Comparative Example 2 An oxide of iridium, ruthenium or titanium having the same composition as in Example 3 was prepared by direct thermal decomposition from an aqueous alcohol solution of iridium chloride, ruthenium chloride and ortho-tetrabutyl titanate. The crystallinity of the product was not good, and an electrolytic cell similar to that of Example 3 was produced using the obtained oxide.
Although it was almost the same as 5 to 3.15 V, the oxygen concentration in the generated chlorine was 2.5% by volume, and sufficient selectivity as an electrode for chlorine generation could not be obtained.

[0031]

As an electrode catalyst for a solid polymer electrolyte,
An electrode for electrolysis using a composite oxide was added to a mixed solution of a mixture of salts constituting an electrode catalyst, alkali was added, and the electrode catalyst was coprecipitated as a hydrate or a hydroxide, and finely and uniformly mixed. By producing a coprecipitate and heating and sintering the coprecipitate to form a uniform solid solution or an oxide composed of a mixture, it is possible to obtain an electrode of any composition excellent in effect as an electrode catalyst, An electrode for a polymer solid electrolyte having a low electrolysis voltage and a long electrode life can be obtained.

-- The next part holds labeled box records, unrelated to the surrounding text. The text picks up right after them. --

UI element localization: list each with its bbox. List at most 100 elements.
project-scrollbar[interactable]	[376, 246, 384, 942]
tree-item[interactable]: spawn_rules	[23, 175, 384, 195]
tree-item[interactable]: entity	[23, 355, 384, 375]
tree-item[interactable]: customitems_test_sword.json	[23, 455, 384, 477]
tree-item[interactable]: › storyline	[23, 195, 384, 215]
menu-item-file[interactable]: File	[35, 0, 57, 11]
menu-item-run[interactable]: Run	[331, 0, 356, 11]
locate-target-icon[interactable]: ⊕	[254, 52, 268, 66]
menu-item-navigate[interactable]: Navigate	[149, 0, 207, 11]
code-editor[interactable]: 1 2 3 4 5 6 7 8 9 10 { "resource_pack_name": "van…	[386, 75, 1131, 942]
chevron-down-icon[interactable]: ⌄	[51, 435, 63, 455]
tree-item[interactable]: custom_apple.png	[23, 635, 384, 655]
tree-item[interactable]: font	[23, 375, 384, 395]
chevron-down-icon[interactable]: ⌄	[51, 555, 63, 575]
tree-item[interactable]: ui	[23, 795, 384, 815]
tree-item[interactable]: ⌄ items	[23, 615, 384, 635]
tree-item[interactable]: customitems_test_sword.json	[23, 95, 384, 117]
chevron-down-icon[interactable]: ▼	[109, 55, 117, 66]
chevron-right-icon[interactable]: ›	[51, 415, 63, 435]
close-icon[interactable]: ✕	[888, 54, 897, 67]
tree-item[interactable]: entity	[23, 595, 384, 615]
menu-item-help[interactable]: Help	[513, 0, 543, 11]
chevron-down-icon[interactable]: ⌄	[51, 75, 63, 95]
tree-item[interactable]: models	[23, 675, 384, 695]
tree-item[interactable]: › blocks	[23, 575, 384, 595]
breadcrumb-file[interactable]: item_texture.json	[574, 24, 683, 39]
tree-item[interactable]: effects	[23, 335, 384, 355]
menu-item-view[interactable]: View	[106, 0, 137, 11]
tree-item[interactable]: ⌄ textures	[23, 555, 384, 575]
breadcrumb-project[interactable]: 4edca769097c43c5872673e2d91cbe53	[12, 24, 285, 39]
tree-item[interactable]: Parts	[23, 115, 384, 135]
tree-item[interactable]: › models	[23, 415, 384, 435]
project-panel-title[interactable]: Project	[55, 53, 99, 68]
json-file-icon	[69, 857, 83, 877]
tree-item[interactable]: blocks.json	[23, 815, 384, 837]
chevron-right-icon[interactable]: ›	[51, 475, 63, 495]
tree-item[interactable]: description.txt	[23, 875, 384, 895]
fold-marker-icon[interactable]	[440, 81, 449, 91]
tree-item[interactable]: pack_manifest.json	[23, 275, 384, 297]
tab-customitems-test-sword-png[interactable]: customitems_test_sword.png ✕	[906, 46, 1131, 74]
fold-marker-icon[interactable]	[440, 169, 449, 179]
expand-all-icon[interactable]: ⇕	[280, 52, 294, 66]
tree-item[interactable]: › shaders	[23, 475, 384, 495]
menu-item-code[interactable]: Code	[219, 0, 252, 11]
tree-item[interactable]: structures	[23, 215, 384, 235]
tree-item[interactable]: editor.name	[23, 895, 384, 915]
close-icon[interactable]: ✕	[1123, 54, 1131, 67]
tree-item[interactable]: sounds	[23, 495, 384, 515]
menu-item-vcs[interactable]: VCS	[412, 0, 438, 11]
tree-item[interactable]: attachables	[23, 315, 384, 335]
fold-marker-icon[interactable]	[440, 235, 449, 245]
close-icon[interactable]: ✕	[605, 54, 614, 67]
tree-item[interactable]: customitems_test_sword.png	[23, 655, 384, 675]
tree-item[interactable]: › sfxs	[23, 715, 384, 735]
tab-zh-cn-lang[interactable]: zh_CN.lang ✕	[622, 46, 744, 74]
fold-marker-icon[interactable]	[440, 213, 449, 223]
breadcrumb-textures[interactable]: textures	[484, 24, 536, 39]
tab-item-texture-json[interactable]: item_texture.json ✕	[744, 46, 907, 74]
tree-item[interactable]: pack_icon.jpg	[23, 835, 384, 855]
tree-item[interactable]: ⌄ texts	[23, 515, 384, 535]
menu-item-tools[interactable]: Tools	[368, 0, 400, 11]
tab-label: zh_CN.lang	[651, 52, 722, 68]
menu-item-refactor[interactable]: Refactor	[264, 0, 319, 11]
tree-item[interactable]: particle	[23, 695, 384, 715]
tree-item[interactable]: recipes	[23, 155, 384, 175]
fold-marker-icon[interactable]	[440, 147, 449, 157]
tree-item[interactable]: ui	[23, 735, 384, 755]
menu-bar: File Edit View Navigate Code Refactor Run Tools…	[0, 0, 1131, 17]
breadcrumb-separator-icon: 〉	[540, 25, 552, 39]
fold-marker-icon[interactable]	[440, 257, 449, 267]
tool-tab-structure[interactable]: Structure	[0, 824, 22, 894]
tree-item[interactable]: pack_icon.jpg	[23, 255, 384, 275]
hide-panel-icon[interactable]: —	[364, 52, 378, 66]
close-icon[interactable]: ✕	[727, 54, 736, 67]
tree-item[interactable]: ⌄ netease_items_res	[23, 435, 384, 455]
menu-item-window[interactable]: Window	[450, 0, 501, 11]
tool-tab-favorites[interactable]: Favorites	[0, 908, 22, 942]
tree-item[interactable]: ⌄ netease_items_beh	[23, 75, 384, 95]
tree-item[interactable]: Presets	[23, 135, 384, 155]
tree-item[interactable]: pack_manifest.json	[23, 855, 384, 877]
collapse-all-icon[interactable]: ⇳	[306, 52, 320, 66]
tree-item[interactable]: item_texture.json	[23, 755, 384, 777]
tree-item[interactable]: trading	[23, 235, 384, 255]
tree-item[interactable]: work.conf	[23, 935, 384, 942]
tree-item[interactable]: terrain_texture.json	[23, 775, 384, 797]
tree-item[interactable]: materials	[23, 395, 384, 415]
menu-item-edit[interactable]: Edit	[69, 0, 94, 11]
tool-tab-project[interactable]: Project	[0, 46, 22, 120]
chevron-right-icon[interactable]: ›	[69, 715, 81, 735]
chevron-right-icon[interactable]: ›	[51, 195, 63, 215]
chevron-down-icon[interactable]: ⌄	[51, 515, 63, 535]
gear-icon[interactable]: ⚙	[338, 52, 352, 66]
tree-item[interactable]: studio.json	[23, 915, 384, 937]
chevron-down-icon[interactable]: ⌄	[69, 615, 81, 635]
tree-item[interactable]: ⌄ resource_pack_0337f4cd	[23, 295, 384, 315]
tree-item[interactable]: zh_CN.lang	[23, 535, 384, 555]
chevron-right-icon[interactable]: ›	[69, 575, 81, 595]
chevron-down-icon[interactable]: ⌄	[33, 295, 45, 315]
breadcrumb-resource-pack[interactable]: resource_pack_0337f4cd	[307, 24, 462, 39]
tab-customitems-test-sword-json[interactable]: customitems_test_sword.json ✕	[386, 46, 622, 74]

──────────────────────────────────────────────────続 き Continued on front page (58) Field surveyed (Int. Cl. ⁷ , DB name) C25B 1/00-15/08

Claims (4)

(57) [Claims] 1. A precipitate co-precipitated with an alkali from an aqueous solution containing a platinum group metal compound and at least one of a group 4 or group 5 metal compound and calcining the particles of the calcined product together with a binder. And applying it to the surface of an ion exchange membrane. 2. The method for producing an electrode for electrolysis according to claim 1, wherein the platinum group metal compound contains at least one compound selected from ruthenium chloride, ruthenic chloride, iridium chloride, and iridium chloride. 3. The group 4 metal compound is a titanium compound,
The method for producing an electrode for electrolysis according to claim 1, comprising at least one kind of a tin compound. 4. The method for producing an electrode for electrolysis according to claim 1, wherein a fluororesin is used as a binder and the ion exchange membrane is sintered.